Normal aging brings diminished performance on many cognitive tasks. However, some recent studies suggest that visual short-term recognition memory is preserved (Sekuler et al., 2005). To test the boundaries of such preservation, we exploited direct-matching recall, which is sensitive to subtle imperfections in visual memory (Huang & Sekuler, 2010). In this task, subjects adjust one stimulus to match the remembered characteristics of another.

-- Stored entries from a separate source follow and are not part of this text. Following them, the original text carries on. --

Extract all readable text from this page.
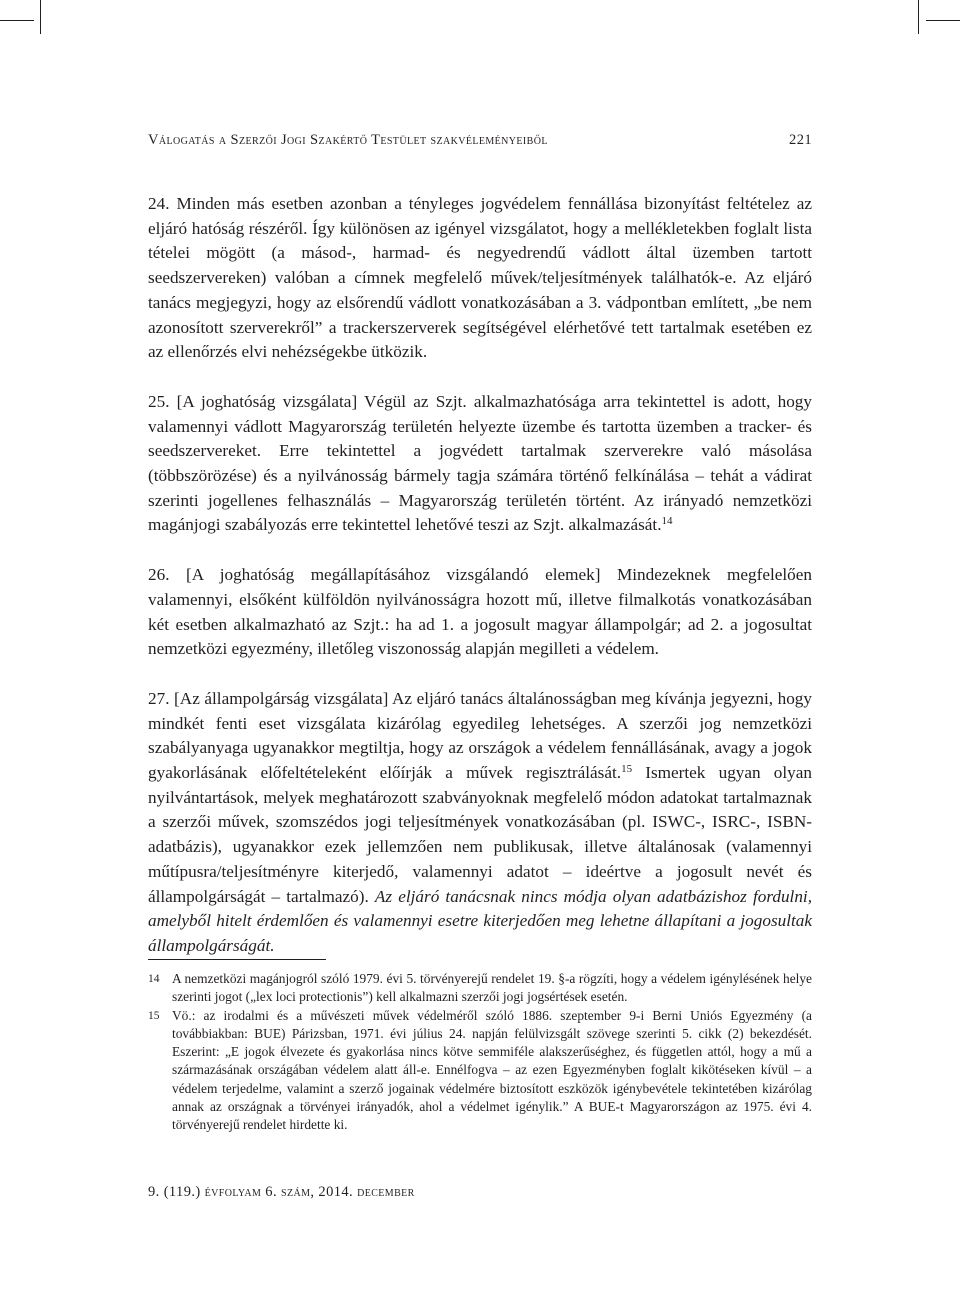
Válogatás a Szerzői Jogi Szakértő Testület szakvéleményeiből	221

24. Minden más esetben azonban a tényleges jogvédelem fennállása bizonyítást feltételez az eljáró hatóság részéről. Így különösen az igényel vizsgálatot, hogy a mellékletekben foglalt lista tételei mögött (a másod-, harmad- és negyedrendű vádlott által üzemben tartott seedszervereken) valóban a címnek megfelelő művek/teljesítmények találhatók-e. Az eljáró tanács megjegyzi, hogy az elsőrendű vádlott vonatkozásában a 3. vádpontban említett, „be nem azonosított szerverekről” a trackerszerverek segítségével elérhetővé tett tartalmak esetében ez az ellenőrzés elvi nehézségekbe ütközik.

25. [A joghatóság vizsgálata] Végül az Szjt. alkalmazhatósága arra tekintettel is adott, hogy valamennyi vádlott Magyarország területén helyezte üzembe és tartotta üzemben a tracker- és seedszervereket. Erre tekintettel a jogvédett tartalmak szerverekre való másolása (többszörözése) és a nyilvánosság bármely tagja számára történő felkínálása – tehát a vádirat szerinti jogellenes felhasználás – Magyarország területén történt. Az irányadó nemzetközi magánjogi szabályozás erre tekintettel lehetővé teszi az Szjt. alkalmazását.$^{14}$

26. [A joghatóság megállapításához vizsgálandó elemek] Mindezeknek megfelelően valamennyi, elsőként külföldön nyilvánosságra hozott mű, illetve filmalkotás vonatkozásában két esetben alkalmazható az Szjt.: ha ad 1. a jogosult magyar állampolgár; ad 2. a jogosultat nemzetközi egyezmény, illetőleg viszonosság alapján megilleti a védelem.

27. [Az állampolgárság vizsgálata] Az eljáró tanács általánosságban meg kívánja jegyezni, hogy mindkét fenti eset vizsgálata kizárólag egyedileg lehetséges. A szerzői jog nemzetközi szabályanyaga ugyanakkor megtiltja, hogy az országok a védelem fennállásának, avagy a jogok gyakorlásának előfeltételeként előírják a művek regisztrálását.$^{15}$ Ismertek ugyan olyan nyilvántartások, melyek meghatározott szabványoknak megfelelő módon adatokat tartalmaznak a szerzői művek, szomszédos jogi teljesítmények vonatkozásában (pl. ISWC-, ISRC-, ISBN-adatbázis), ugyanakkor ezek jellemzően nem publikusak, illetve általánosak (valamennyi műtípusra/teljesítményre kiterjedő, valamennyi adatot – ideértve a jogosult nevét és állampolgárságát – tartalmazó). Az eljáró tanácsnak nincs módja olyan adatbázishoz fordulni, amelyből hitelt érdemlően és valamennyi esetre kiterjedően meg lehetne állapítani a jogosultak állampolgárságát.

14 A nemzetközi magánjogról szóló 1979. évi 5. törvényerejű rendelet 19. §-a rögzíti, hogy a védelem igénylésének helye szerinti jogot („lex loci protectionis”) kell alkalmazni szerzői jogi jogsértések esetén.
15 Vö.: az irodalmi és a művészeti művek védelméről szóló 1886. szeptember 9-i Berni Uniós Egyezmény (a továbbiakban: BUE) Párizsban, 1971. évi július 24. napján felülvizsgált szövege szerinti 5. cikk (2) bekezdését. Eszerint: „E jogok élvezete és gyakorlása nincs kötve semmiféle alakszerűséghez, és független attól, hogy a mű a származásának országában védelem alatt áll-e. Ennélfogva – az ezen Egyezményben foglalt kikötéseken kívül – a védelem terjedelme, valamint a szerző jogainak védelmére biztosított eszközök igénybevétele tekintetében kizárólag annak az országnak a törvényei irányadók, ahol a védelmet igénylik.” A BUE-t Magyarországon az 1975. évi 4. törvényerejű rendelet hirdette ki.
9. (119.) évfolyam 6. szám, 2014. december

Methods. On each trial, subjects saw two Gabors (each 500 msec) presented in rapid succession. Subjects reproduced the remembered spatial frequency of either the first or the second Gabor. We manipulated the usefulness of attentional selectivity by presenting a cue either before both stimuli (pre-cue) or after (post-cue) in a block design. The cue specified which Gabor, first or second, subjects should match. The presentation of a pre-cue made one upcoming stimulus task-irrelevant, enabling subjects to encode and store only the other stimulus. Subjects were 10 younger (18–24 years, M = 22.1) and 10 older (62–76 years, M = 68.5) adults.

Results. (1) Older subjects' accuracy in memory-based matches was equal to that of the younger subjects. (2) The two groups of subjects showed substantial and equal improvement in accuracy when a pre-cue allowed them to selectively attend to just one of the two stimuli. (3) Subjects in both age groups exhibited a Prototype effect: reproduced frequencies were shifted toward the prototypical value of stimuli seen on previous trials. (4) This Prototype effect gained strength when subjects had to encode and remember two, not one stimulus. This last result is consistent with the hypothesis that the Prototype effect reflects an adaptive augmentation of an imprecise memory.

Short-term recall is preserved with aging, as are the benefits gained from selective visual attention. Both outcomes suggest the importance of compensatory changes in cortical circuitry (McIntosh et al., 1999).

Supported by MH-068404, the Canada Research Chair program and the Canadian Institutes of Health Research.